The commission also is proposing that issuers disclose events that may adversely affect a bond's tax exemption, including issuance by the Internal Revenue Service of proposed and final decisions about whether bonds are taxable because they have violated tax requirements. Currently, the rule makes no specific reference to IRS notices and only says that issuers are required to file notices in the event of an adverse tax opinion or "events" affecting the security's tax-exempt status. Some issuers contend IRS notices are not material.
Meanwhile, the proposed amendments add four types of events that would need to be disclosed. Two events would need to be disclosed if deemed material: mergers, consolidations, acquisitions, the sale of all or substantially all of the assets of the obligated person or their termination; and the appointment of a successor or additional trustee or the change of the name of a trustee.
The other two new events, which would need to be disclosed whenever they occur, are tender offers and the bankruptcy, insolvency, receivership or similar proceeding of the entity obligated to pay off the bonds.
VRDOs and other securities with put features of nine months or less were excluded from 15c2-12's primary and secondary market disclosure requirements when the rules were adopted in 1989 and 1994, respectively.
But Schapiro said VRDOs have grown in importance, accounting for 38% of the trading volume for all munis in 2008. VRDOs drew concerns from market participants during the financial crisis when they could not easily obtain information about the liquidity facilities backing them. Typically, VRDOs are backed by bank-provided liquidity facilities under which investors can tender the bonds on short notice.

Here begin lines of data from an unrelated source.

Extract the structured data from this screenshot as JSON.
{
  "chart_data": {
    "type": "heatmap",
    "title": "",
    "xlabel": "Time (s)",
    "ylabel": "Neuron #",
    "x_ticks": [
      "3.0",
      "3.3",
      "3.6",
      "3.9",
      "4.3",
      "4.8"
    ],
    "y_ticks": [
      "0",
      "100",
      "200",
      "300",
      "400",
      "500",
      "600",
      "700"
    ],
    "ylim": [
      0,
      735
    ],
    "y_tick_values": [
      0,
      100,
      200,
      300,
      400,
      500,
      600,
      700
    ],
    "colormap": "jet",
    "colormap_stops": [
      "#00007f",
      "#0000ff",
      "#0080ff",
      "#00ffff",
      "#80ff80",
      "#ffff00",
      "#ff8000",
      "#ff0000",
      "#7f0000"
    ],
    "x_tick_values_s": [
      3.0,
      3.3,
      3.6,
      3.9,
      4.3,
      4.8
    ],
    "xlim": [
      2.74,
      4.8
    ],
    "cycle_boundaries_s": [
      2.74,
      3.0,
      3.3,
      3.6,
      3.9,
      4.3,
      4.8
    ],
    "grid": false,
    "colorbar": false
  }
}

SEC officials proposed extending the rule so that VRDOs would be subject to continuing disclosure requirements, but maintained the debt's exemption from the primary disclosure requirement for issuers to provide offering documents. It is not clear how many issuers disclose offering documents for their VRDOs, though sources said many do to make their bonds more marketable.
Speaking to reporters after the hearing, SEC staff said they may revisit the exemptions to 15c2-12 to cover more types of short-term debt if they grow in size and importance. They are concerned that eliminating more of the exemptions now would be unduly burdensome.
In conjunction with the SEC proposals, the MSRB late Tuesday filed with the commission two rulemaking proposals designed to improve primary and continuing muni disclosure information on its EMMA site.
One proposal, which would give issuers special recognition on EMMA if they voluntarily provide annual financial information within 120 days after the close of their fiscal years, drew concerns from some issuers.
They warned 120 days is not enough time for large issuers that wait months just for auditing firms to review their annual statements. The issuers are hopeful the MSRB proposal would be altered to conform with the 180-day period that GFOA requires filings to be made for them to be eligible for its certificate program.